2. The omnibearing detection light source device according to claim 1, wherein a window part (5) is arranged on one side wall of the shell component (1), and the window part (5) is communicated with the light path cavity (2);

a camera assembly (6) is arranged at a position right opposite to the window part (5), and the camera assembly (6) is used for taking an image of the detection station (16).

3. The light source device for omnibearing detection according to claim 2, wherein a beam splitter component (7) is disposed in the light path cavity (2) at a position corresponding to the window portion (5), and the light emitted from the light source component (3) irradiates one end face of the beam splitter component (7) to form a first light path (8) facing the reflecting prism (4) and a second light path (9) facing the camera component (6).

4. A light source device for omnibearing detection according to claim 3, wherein a first mounting block (10) is provided at a preset position in the light path cavity (2), and one end of the spectroscope component (7) is abutted against the first mounting block (10).

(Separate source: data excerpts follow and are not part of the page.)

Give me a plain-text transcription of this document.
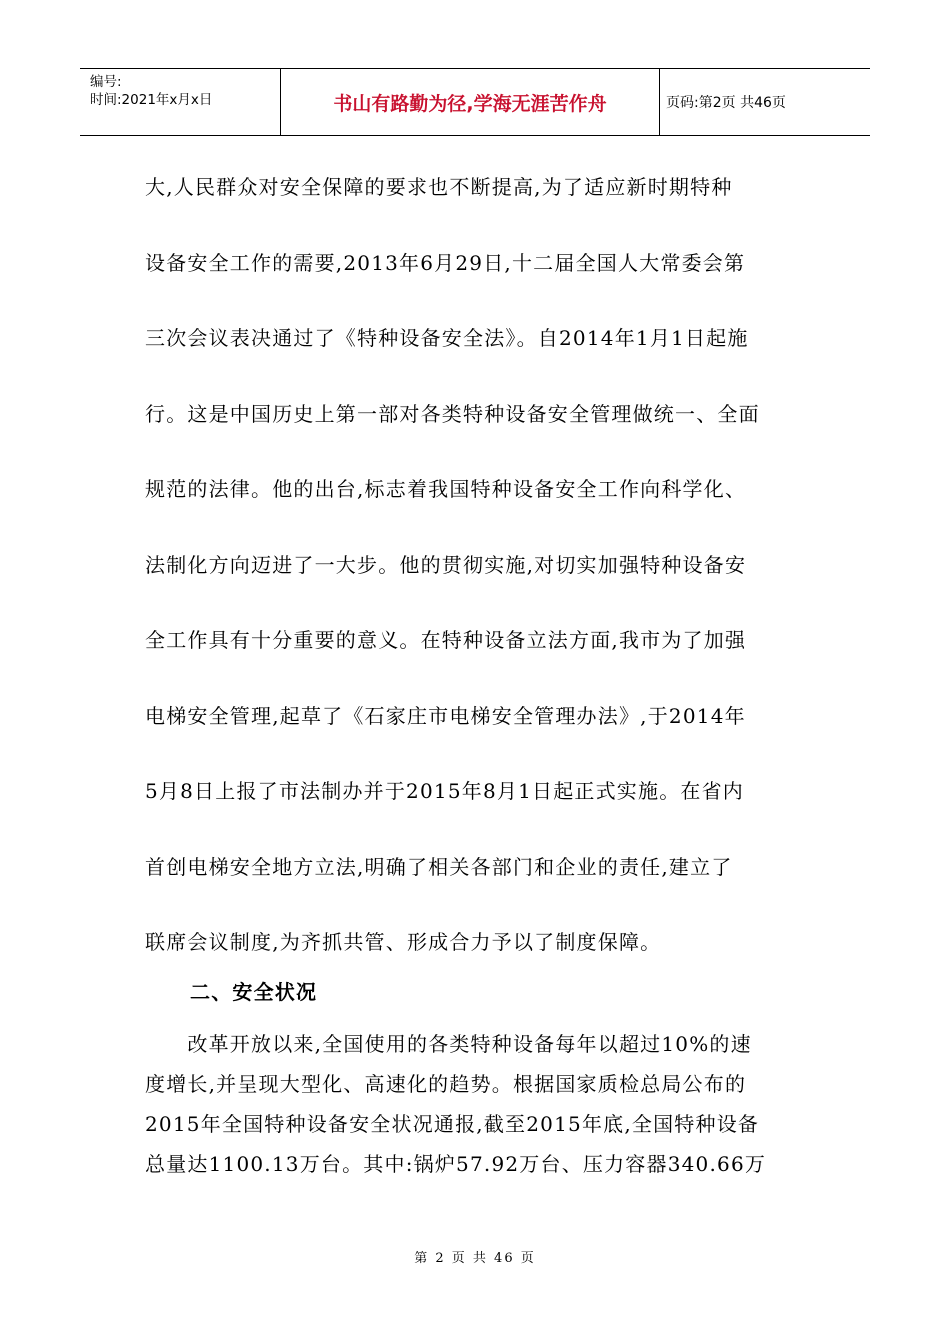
编号:
时间:2021年x月x日	书山有路勤为径,学海无涯苦作舟	页码:第2页 共46页

大,人民群众对安全保障的要求也不断提高,为了适应新时期特种

设备安全工作的需要,2013年6月29日,十二届全国人大常委会第

三次会议表决通过了《特种设备安全法》。自2014年1月1日起施

行。这是中国历史上第一部对各类特种设备安全管理做统一、全面

规范的法律。他的出台,标志着我国特种设备安全工作向科学化、

法制化方向迈进了一大步。他的贯彻实施,对切实加强特种设备安

全工作具有十分重要的意义。在特种设备立法方面,我市为了加强

电梯安全管理,起草了《石家庄市电梯安全管理办法》,于2014年

5月8日上报了市法制办并于2015年8月1日起正式实施。在省内

首创电梯安全地方立法,明确了相关各部门和企业的责任,建立了

联席会议制度,为齐抓共管、形成合力予以了制度保障。

二、安全状况

　　改革开放以来,全国使用的各类特种设备每年以超过10%的速

度增长,并呈现大型化、高速化的趋势。根据国家质检总局公布的

2015年全国特种设备安全状况通报,截至2015年底,全国特种设备

总量达1100.13万台。其中:锅炉57.92万台、压力容器340.66万

第 2 页 共 46 页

5. The light source device for omnibearing detection according to claim 1, wherein the number of the reflecting prisms (4) is four, and the angle between two adjacent reflecting prisms (4) relative to the detection station (16) is 90 °.

6. The light source device for omnibearing detection according to claim 1, wherein the light source assembly (3) comprises a PCB board (11), a plurality of lamp beads (12) are arranged on one end face of the PCB board (11), and the lamp beads (12) are arranged towards the detection station (16).

7. The light source device for omnibearing detection according to claim 1, wherein a diffusion plate (13) is arranged at a preset position in the light path cavity (2), and the diffusion plate (13) is used for diffusing light rays emitted by the light source assembly (3).

8. The omnibearing detection light source device according to claim 1, wherein a mounting plate (14) is arranged at one end of the shell component (1) far away from the light source component (3), and the reflecting prism (4) is mounted on the mounting plate (14).

9. The omnibearing detection light source device according to claim 8, wherein a containing hole (15) is formed in the middle of the mounting plate (14), and the containing hole (15) is used for placing a workpiece in the detection station (16).